Families arrive for Bloody Sunday probe findings

  • 14 years ago

Families of the Bloody Sunday dead are reading the Saville report which they hope will exonerate their loved ones.

Bereaved relatives hugged each other and cried as they made their way from the Bogside to the Guildhall in Londonderry to get early access to the long-awaited report.

They clutched placards bearing the photographs of their loved ones, with the words: 'Set the Truth Free.'

As they arrived they were greeted with applause. John Kelly, brother of Michael Kelly who was killed on the day, said he had been unable to sleep last night as he anxiously awaited the release of the report.

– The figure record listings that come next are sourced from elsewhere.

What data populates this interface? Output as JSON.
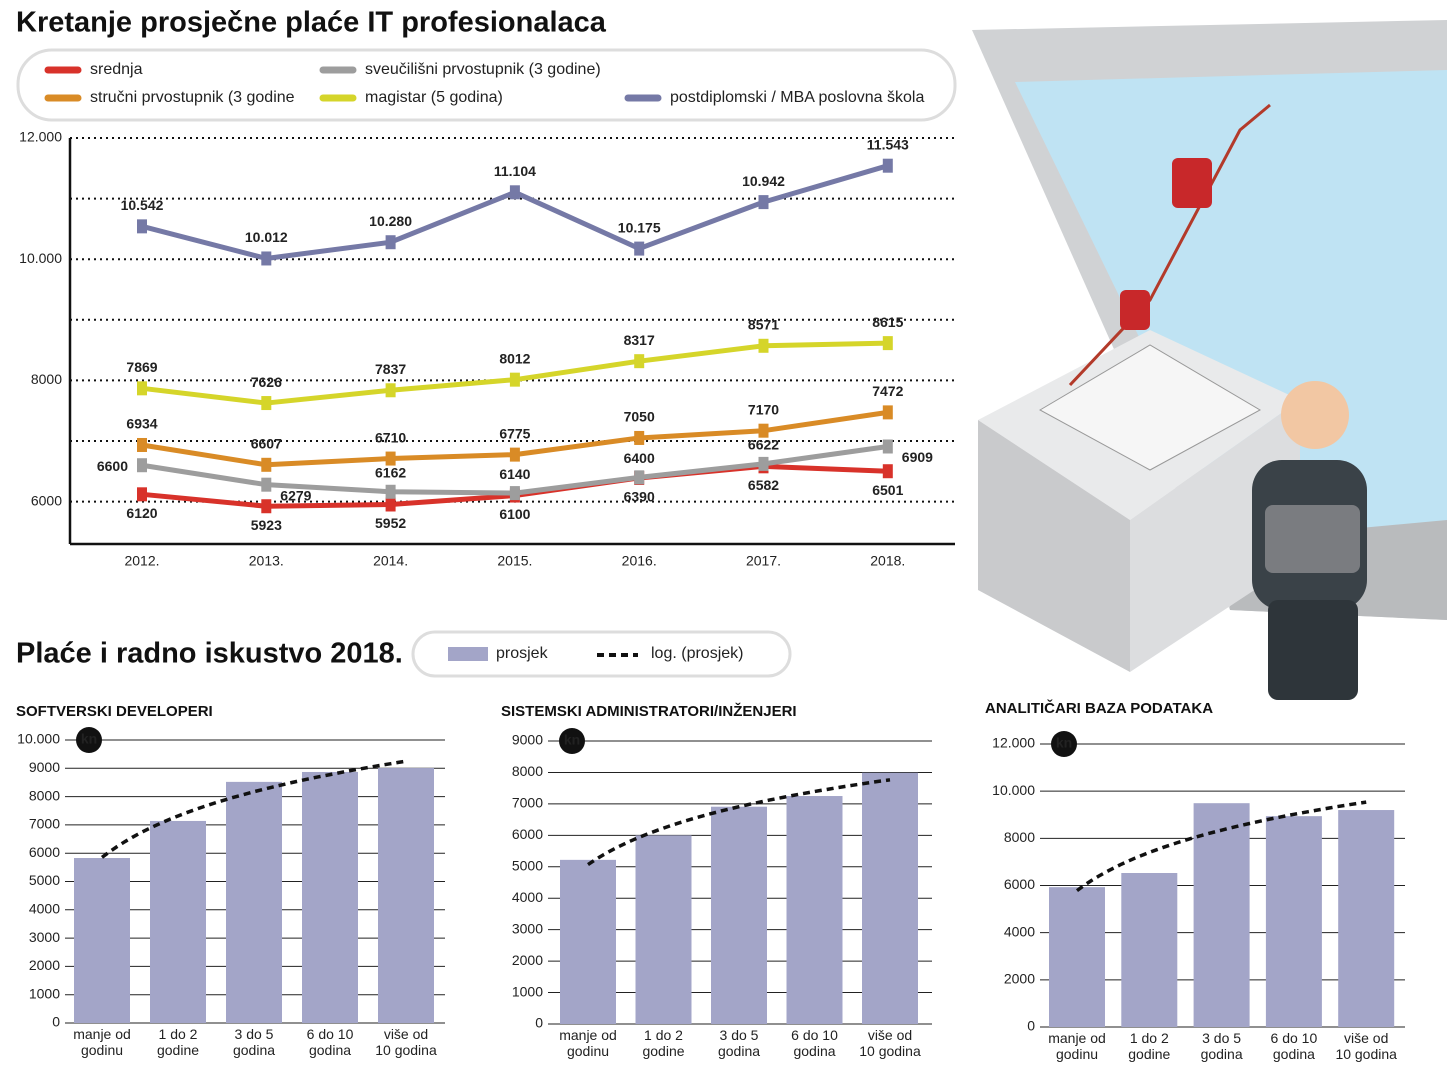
{
  "section": {
    "title": "Plaće i radno iskustvo 2018.",
    "bar_legend": "prosjek",
    "trend_legend": "log. (prosjek)"
  },
  "chart_data": [
    {
      "type": "line",
      "title": "Kretanje prosječne plaće IT profesionalaca",
      "categories": [
        "2012.",
        "2013.",
        "2014.",
        "2015.",
        "2016.",
        "2017.",
        "2018."
      ],
      "series": [
        {
          "name": "srednja",
          "color": "#d8322a",
          "values": [
            6120,
            5923,
            5952,
            6100,
            6390,
            6582,
            6501
          ]
        },
        {
          "name": "stručni prvostupnik (3 godine",
          "color": "#d98b26",
          "values": [
            6934,
            6607,
            6710,
            6775,
            7050,
            7170,
            7472
          ]
        },
        {
          "name": "sveučilišni prvostupnik (3 godine)",
          "color": "#9d9d9d",
          "values": [
            6600,
            6279,
            6162,
            6140,
            6400,
            6622,
            6909
          ]
        },
        {
          "name": "magistar (5 godina)",
          "color": "#d5d52a",
          "values": [
            7869,
            7626,
            7837,
            8012,
            8317,
            8571,
            8615
          ]
        },
        {
          "name": "postdiplomski / MBA poslovna škola",
          "color": "#7579a6",
          "values": [
            10542,
            10012,
            10280,
            11104,
            10175,
            10942,
            11543
          ],
          "value_labels": [
            "10.542",
            "10.012",
            "10.280",
            "11.104",
            "10.175",
            "10.942",
            "11.543"
          ]
        }
      ],
      "ylim": [
        5300,
        12000
      ],
      "yticks": [
        6000,
        8000,
        {
          "value": 10000,
          "label": "10.000"
        },
        {
          "value": 12000,
          "label": "12.000"
        }
      ],
      "minor_yticks": [
        7000,
        9000,
        11000
      ],
      "grid": true
    },
    {
      "type": "bar",
      "title": "SOFTVERSKI DEVELOPERI",
      "unit": "kn",
      "color": "#a3a5c8",
      "trend": "log",
      "categories": [
        "manje od\ngodinu",
        "1 do 2\ngodine",
        "3 do 5\ngodina",
        "6 do 10\ngodina",
        "više od\n10 godina"
      ],
      "values": [
        5830,
        7140,
        8520,
        8870,
        9010
      ],
      "ylim": [
        0,
        10000
      ],
      "yticks": [
        0,
        1000,
        2000,
        3000,
        4000,
        5000,
        6000,
        7000,
        8000,
        9000,
        {
          "value": 10000,
          "label": "10.000"
        }
      ],
      "grid": true
    },
    {
      "type": "bar",
      "title": "SISTEMSKI ADMINISTRATORI/INŽENJERI",
      "unit": "kn",
      "color": "#a3a5c8",
      "trend": "log",
      "categories": [
        "manje od\ngodinu",
        "1 do 2\ngodine",
        "3 do 5\ngodina",
        "6 do 10\ngodina",
        "više od\n10 godina"
      ],
      "values": [
        5220,
        6000,
        6910,
        7250,
        7990
      ],
      "ylim": [
        0,
        9000
      ],
      "yticks": [
        0,
        1000,
        2000,
        3000,
        4000,
        5000,
        6000,
        7000,
        8000,
        9000
      ],
      "grid": true
    },
    {
      "type": "bar",
      "title": "ANALITIČARI BAZA PODATAKA",
      "unit": "kn",
      "color": "#a3a5c8",
      "trend": "log",
      "categories": [
        "manje od\ngodinu",
        "1 do 2\ngodine",
        "3 do 5\ngodina",
        "6 do 10\ngodina",
        "više od\n10 godina"
      ],
      "values": [
        5930,
        6530,
        9490,
        8940,
        9200
      ],
      "ylim": [
        0,
        12000
      ],
      "yticks": [
        0,
        2000,
        4000,
        6000,
        8000,
        {
          "value": 10000,
          "label": "10.000"
        },
        {
          "value": 12000,
          "label": "12.000"
        }
      ],
      "grid": true
    }
  ]
}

"We are not looking for an apology, you cannot apologise to the dead," he said.

The 61-year-old grandfather was among the relatives who formed a silent procession from a memorial to the dead in Derry's Bogside, along the intended route of the ill-fated civil rights march, to the city's Guildhall.

Fourteen civilians were shot by British soldiers in Derry, Northern Ireland on January 30 1972.

The soldiers said they shot at people who were armed with guns or nail bombs, which has been strongly denied by witnesses and by relatives of the victims.

The Saville inquiry is the longest and most expensives in British legal history containing 30 million words of testimony and costing close to £200 million.

Prime Minister David Cameron is to make a statement on the inquiry's findings this afternoon.